Bu vesile ile sizin aracılığınızla halkımıza sesleniyorum, hangi partiye oy verecek olursa olsunlar sandığa giderek, cumhuriyetin, demokrasinin ve milletin egemenliğinin millet tarafından korunacağını göstermelerini ve '’ Yeter Söz Milletindir '’ sözünü tekrar ülkemizde üstün kılmalarını bekliyorum.

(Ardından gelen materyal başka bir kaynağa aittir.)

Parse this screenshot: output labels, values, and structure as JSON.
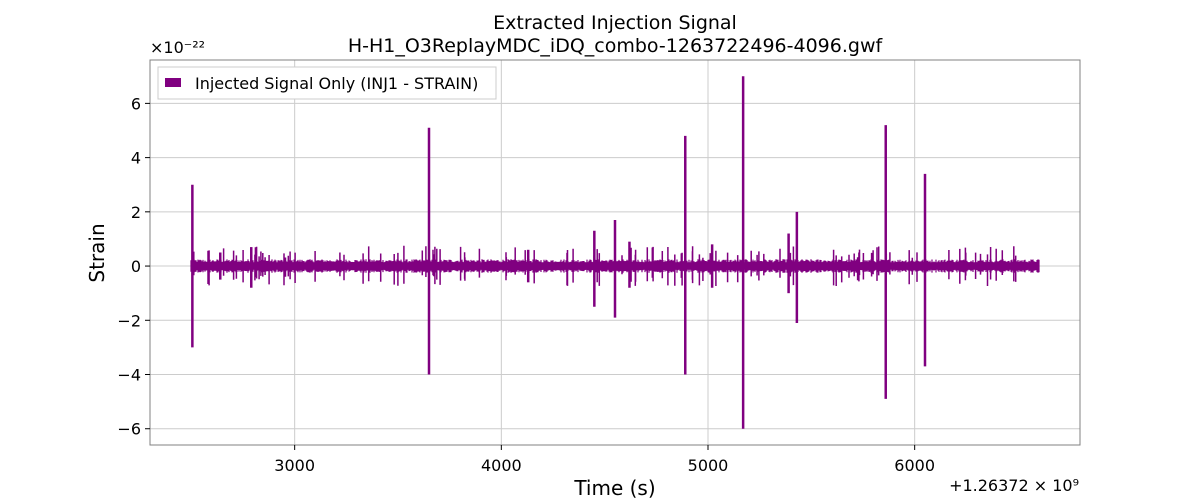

Ülkemiz iyi yoldadır bundan kimsenin şüphesi olmasın, halkımız bizleri tekrar Ankara da görmek isterseler bundan önceki süreçte olduğu gibi önümüzdeki dönemde de halkımızın hak ve hukukunu en iyi şekilde savunacağımızı temin ederiz. Bu seçim sürecinde de görüldüğü üzere halkımıza Cumhurbaşkanlığını seçtirme arzumuza da sekte vurmaya kalkanlar halktan korkmuşlardır. Önümüzdeki seçimlerde halkımız halka rağmen bir şeyler yapmaya çalışanlara en iyi cevabı sandıkta verecektir bu bir vatani görevdir.

 

 

 

-Ak Parti 3 Kasım 2002 seçimlerinde Sakarya’ da 6–0 alarak Ankara’ da çok güçlü temsil edildi. Bu seçimlerde de 6–0 bekliyor musunuz?

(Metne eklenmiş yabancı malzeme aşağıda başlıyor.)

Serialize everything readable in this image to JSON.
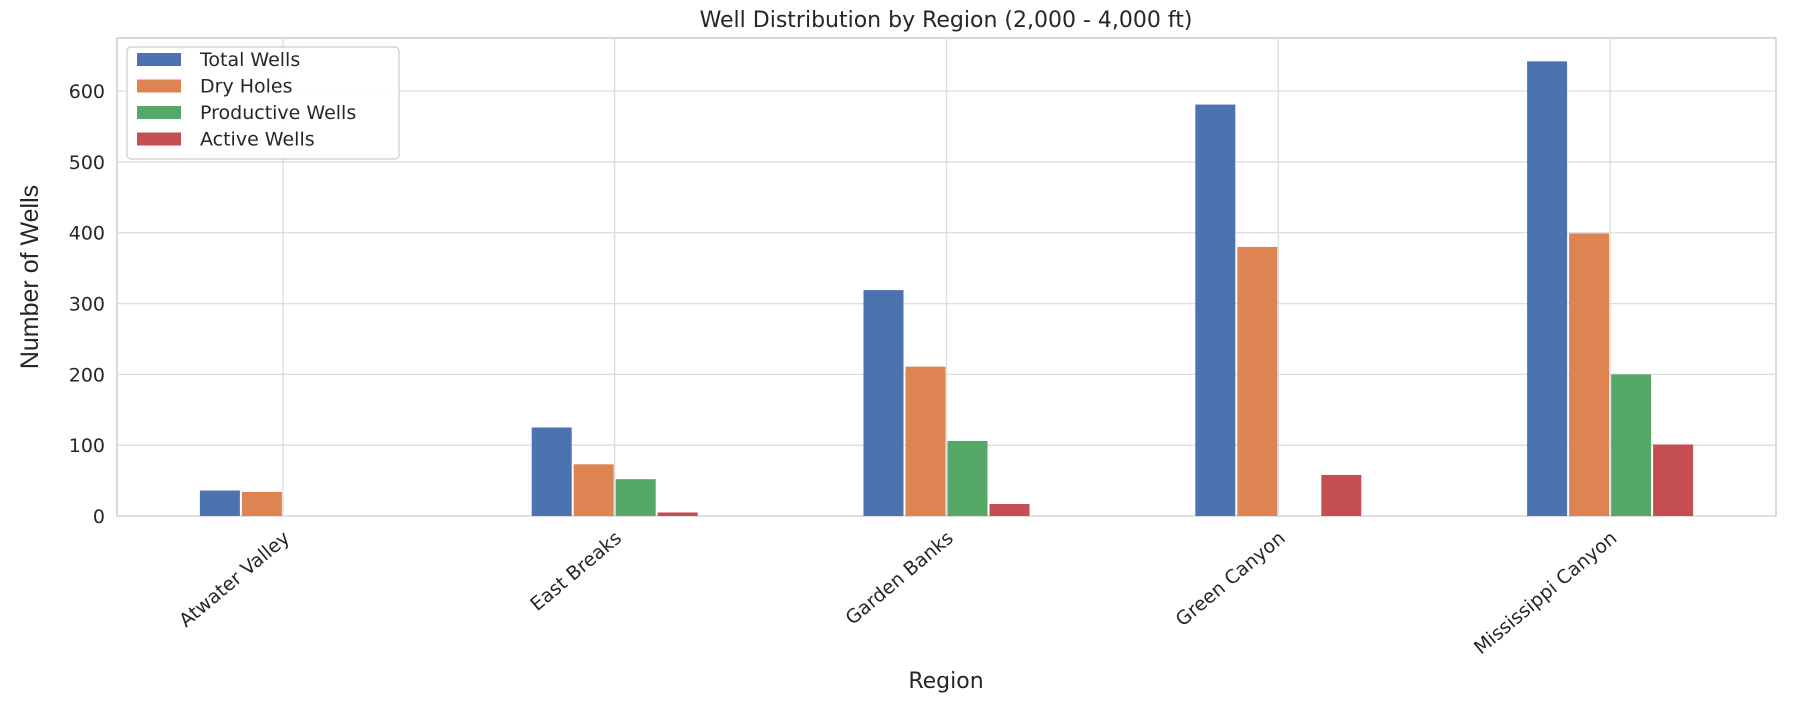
{
  "chart_data": {
    "type": "bar",
    "title": "Well Distribution by Region (2,000 - 4,000 ft)",
    "xlabel": "Region",
    "ylabel": "Number of Wells",
    "categories": [
      "Atwater Valley",
      "East Breaks",
      "Garden Banks",
      "Green Canyon",
      "Mississippi Canyon"
    ],
    "series": [
      {
        "name": "Total Wells",
        "color": "#4c72b0",
        "values": [
          36,
          125,
          319,
          581,
          642
        ]
      },
      {
        "name": "Dry Holes",
        "color": "#dd8452",
        "values": [
          34,
          73,
          211,
          380,
          399
        ]
      },
      {
        "name": "Productive Wells",
        "color": "#55a868",
        "values": [
          0,
          52,
          106,
          0,
          200
        ]
      },
      {
        "name": "Active Wells",
        "color": "#c44e52",
        "values": [
          0,
          5,
          17,
          58,
          101
        ]
      }
    ],
    "ylim": [
      0,
      675
    ],
    "yticks": [
      0,
      100,
      200,
      300,
      400,
      500,
      600
    ],
    "grid": true,
    "legend_position": "top-left"
  }
}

- Hiç şüphemiz yoktur halkımız sandığa giderek Sakarya’da tekrar 6–0 ı Ak Partiye Kazandıracağına inanıyorum. Ak Parti Birleşmeler ve ayak oyunlarından uzak kendi mecrasında yoluna devam etmektedir, Doğru bildiğimiz bu yolda da halkımız bizim arkamızdadır.

 

 

-Son zamanlarda seçimlere birleşerek girmeye çalışan Partiler ANAP- DYP birleşmesi ( Demokrat parti) CHP – DSP – Genç Parti Birleşme çabaları hakkında ne düşünüyorsunuz.

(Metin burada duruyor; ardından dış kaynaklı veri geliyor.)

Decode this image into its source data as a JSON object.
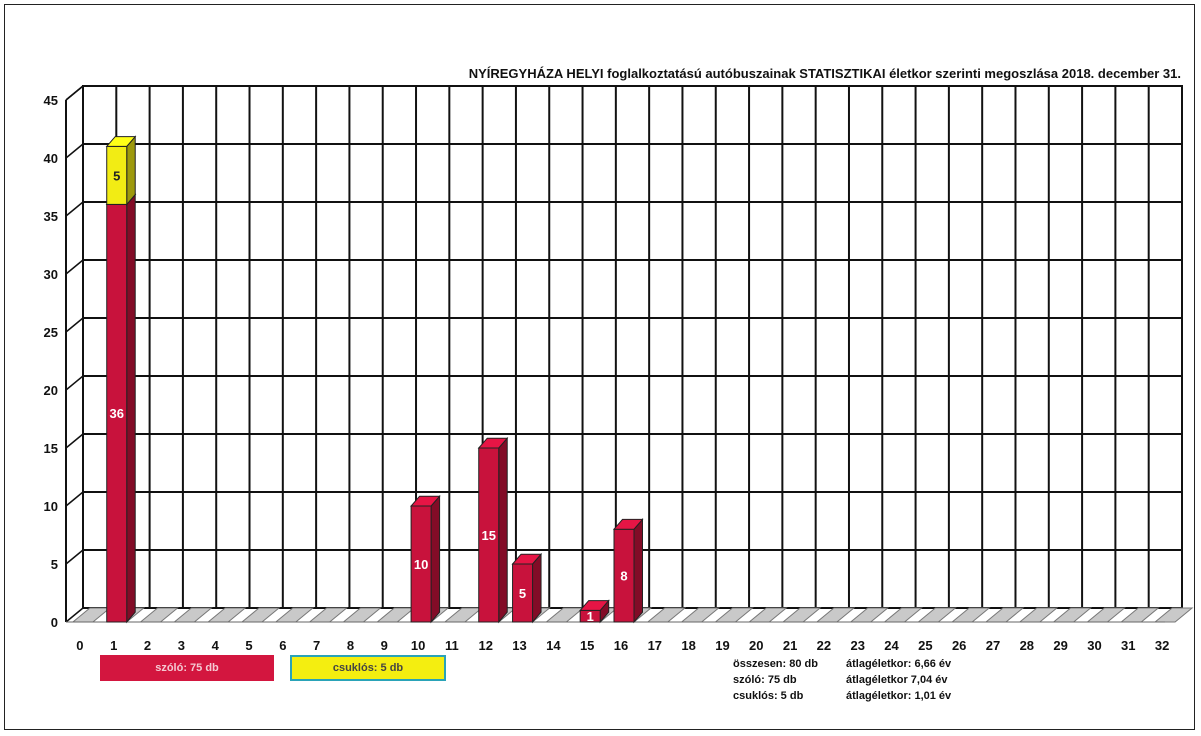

- Bu Samimi olmayan birleşmeleri halkımız artık çözmüştür.  Yeter söz milletindir diyerek halktan desteğini almış olanlar, Yeter Söz Milletindir Halka gidelim denildiğinde Halkın meclisinde Cumhurbaşkanını seçelim denildiğinde nasıl kaçtıklarını halkımız medyamızdan gayet iyi takip etmiştir. Demokrat kimlikleriyle mecliste gurubu olan partilerimiz Cumhurbaşkanlığı seçimlerinde meclise girmeyerek, bakın oy verseydiler demiyorum genel kurula gelseydiler bile bu halktan büyük takdir göreceklerdi. Ama onlar Halk’tan bütünüyle kopmuş olan CHP nin ve belli gurupların arkasına takılarak Halka ihanet etmişlerdir. Adnan Menderesin inanın kemikleri sızlamaktadır. 50 yıl önceki çok değerli Menderesin ufku ve bakış açısına sahip olamamışlardır ve bulundukları sayın Menderesin makamına da yakışmamaktadırlar. CHP, DSP ve GENÇ PARTİ için ise yorum bile yapmak istemiyorum Halkımız onları gayet iyi tanımaktadır ve

gereken cevabı da sandıkta verecektir.

 

 

-Şuanda cumhurbaşkanımızın 367 oturum çokluğu ile seçilmemiş olması tartışılırken bazı kişi ve kurumlar seçim kararı almış olan meclisin çıkardığı yasaların tartışılır olduğunu söylemesi sizce ne kadar doğrudur ?

 

- Ana yasamızda da belirtildiği gibi yeni meclis seçilene kadar çalışmalarına devam eder, her türlü yasayı ve kanunları çıkarmaya yetkilidir der. Eğer ki bazılarının dediği gibi meclisin şuan ki durumunu geçersiz saymak doğru ise o zaman 16 Mayısta süresi bitecek olan cumhurbaşkanında cumhurbaşkanlığının da devam etmesi mümkün olamaz. Fakat onlarda biliyor ki devlet başsız ve idaresiz kesinlikle kalamaz. Bu alakasız iddiayı ortaya atanlar olaya siyasal açıdan bakıyorlar hukuk açısından baksınlar.

AKYAZIHABER.COM

İHA/Akyazı Muhabiri tarafından yapılan röportajın tam metnidir.